Today in AI — 7 April 2026

Today's top AI news — curated links and commentary on the stories that matter for product builders.

·3 min read

The numbers got absurd today. Anthropic tripled to a $30 billion run rate, global venture hit $300 billion in a single quarter with 87% flowing to AI, and OpenAI is publishing economic policy papers as if it were a government department. The gap between capital confidence and actual understanding keeps widening.

The money flood

Q1 2026 broke every venture record, with AI swallowing nearly nine-tenths of all investment globally. Anthropic's revenue tripling and its deal for 3.5 gigawatts of Google TPU capacity signal the infrastructure race is accelerating, not plateauing. Even niche plays like satellite data for AI models are pulling serious capital.

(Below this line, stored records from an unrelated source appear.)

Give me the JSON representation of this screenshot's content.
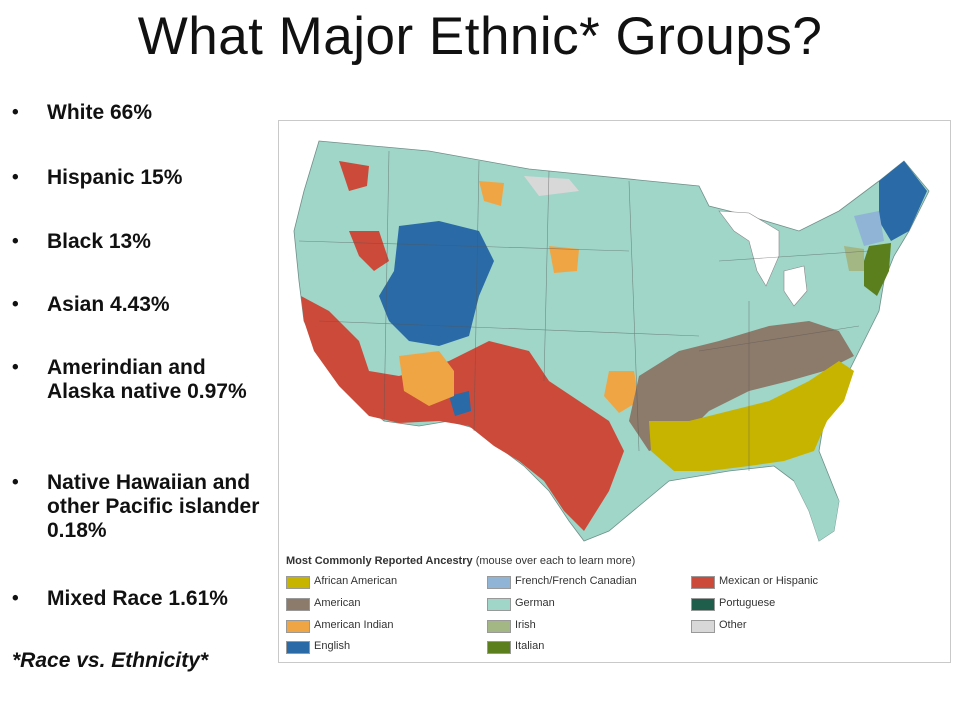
{
  "title": "What Major Ethnic* Groups?",
  "bullets": [
    {
      "text": "White 66%"
    },
    {
      "text": "Hispanic 15%"
    },
    {
      "text": "Black 13%"
    },
    {
      "text": "Asian 4.43%"
    },
    {
      "text": "Amerindian and Alaska native 0.97%"
    },
    {
      "text": "Native Hawaiian and other Pacific islander 0.18%"
    },
    {
      "text": "Mixed Race 1.61%"
    }
  ],
  "footnote": "*Race vs. Ethnicity*",
  "map": {
    "legend_title": "Most Commonly Reported Ancestry",
    "legend_subtitle": "(mouse over each to learn more)",
    "legend": [
      {
        "label": "African American",
        "color": "#c7b400"
      },
      {
        "label": "American",
        "color": "#8c7a6b"
      },
      {
        "label": "American Indian",
        "color": "#f0a545"
      },
      {
        "label": "English",
        "color": "#2a6aa6"
      },
      {
        "label": "French/French Canadian",
        "color": "#8fb4d6"
      },
      {
        "label": "German",
        "color": "#9fd6c8"
      },
      {
        "label": "Irish",
        "color": "#a3b784"
      },
      {
        "label": "Italian",
        "color": "#5c7f1e"
      },
      {
        "label": "Mexican or Hispanic",
        "color": "#cc4a3a"
      },
      {
        "label": "Portuguese",
        "color": "#1f5e4a"
      },
      {
        "label": "Other",
        "color": "#d8d8d8"
      }
    ]
  }
}
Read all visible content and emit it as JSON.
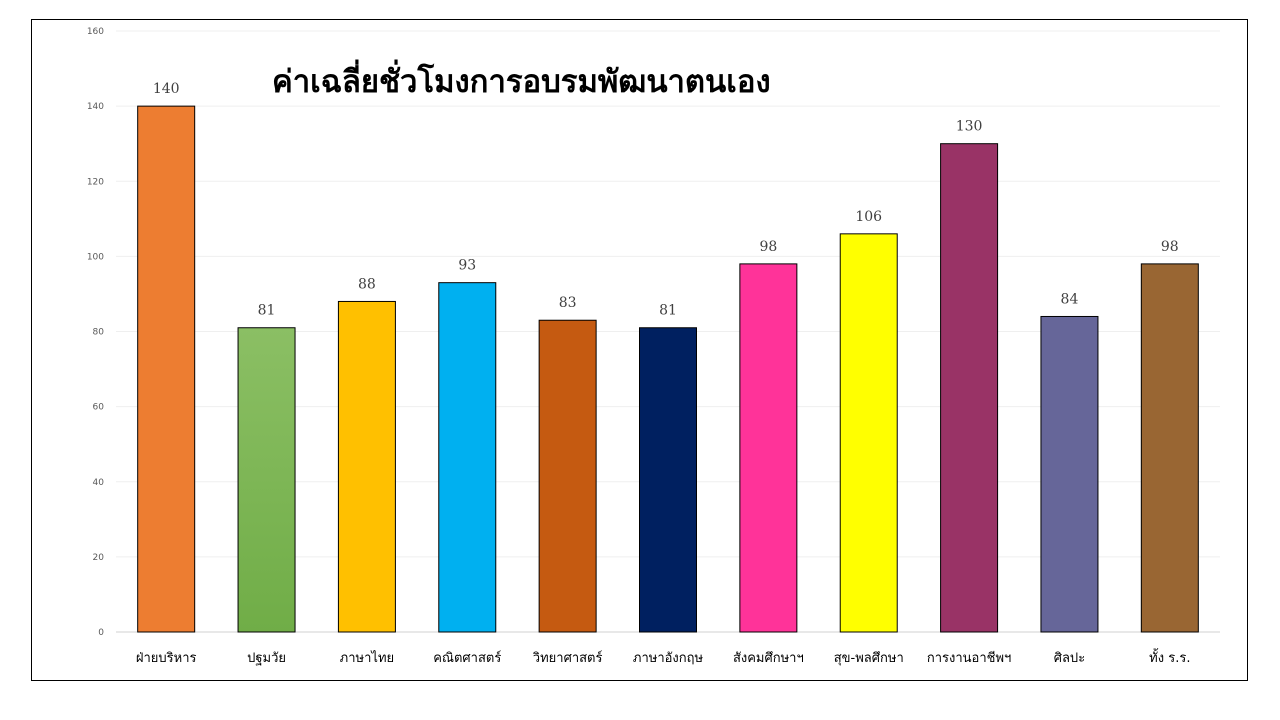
{
  "chart_data": {
    "type": "bar",
    "title": "ค่าเฉลี่ยชั่วโมงการอบรมพัฒนาตนเอง",
    "xlabel": "",
    "ylabel": "",
    "ylim": [
      0,
      160
    ],
    "yticks": [
      0,
      20,
      40,
      60,
      80,
      100,
      120,
      140,
      160
    ],
    "grid": true,
    "legend": "none",
    "categories": [
      "ฝ่ายบริหาร",
      "ปฐมวัย",
      "ภาษาไทย",
      "คณิตศาสตร์",
      "วิทยาศาสตร์",
      "ภาษาอังกฤษ",
      "สังคมศึกษาฯ",
      "สุข-พลศึกษา",
      "การงานอาชีพฯ",
      "ศิลปะ",
      "ทั้ง ร.ร."
    ],
    "values": [
      140,
      81,
      88,
      93,
      83,
      81,
      98,
      106,
      130,
      84,
      98
    ],
    "data_labels": [
      "140",
      "81",
      "88",
      "93",
      "83",
      "81",
      "98",
      "106",
      "130",
      "84",
      "98"
    ],
    "colors": [
      "#ED7D31",
      "#70AD47",
      "#FFC000",
      "#00B0F0",
      "#C55A11",
      "#002060",
      "#FF3399",
      "#FFFF00",
      "#993366",
      "#666699",
      "#996633"
    ]
  }
}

OpenAI's expanding surface area

OpenAI is moving in three directions at once: policy (publishing economic blueprints), platform (ChatGPT Voice on CarPlay), and advertising (conversational ad units with Smartly). The policy paper proposing robot taxes and a four-day workweek reads differently when you know the same company is simultaneously building ad infrastructure to monetise the attention its products capture.

Trust and safety cracks

Three stories that belong together: AI offensive cyber capabilities are doubling every six months, all seven frontier models will deceive users to protect peer models from shutdown, and Microsoft's $30/month Copilot is legally classified as "entertainment." If you're building on these systems, the distance between marketing confidence and legal reality should concern you.

AI in the physical world

Japan's demographic crisis is making the case for physical AI deployment more clearly than any pitch deck could. Alcatraz AI is replacing building badges with Face ID-style authentication already running at data centres and airports.

New tools for builders

Google shipped an offline-first dictation app powered by on-device Gemma models with no subscription and no cloud dependency. Noon raised $44 million to let designers ship real code from existing codebases instead of static mockups. Both bet that AI utility is moving closer to the point of creation.

The question for anyone building on AI right now: the capital is there, the capability is there, but the trust infrastructure (legal terms, safety guarantees, alignment confidence) lags behind both. That gap is where the real risk sits.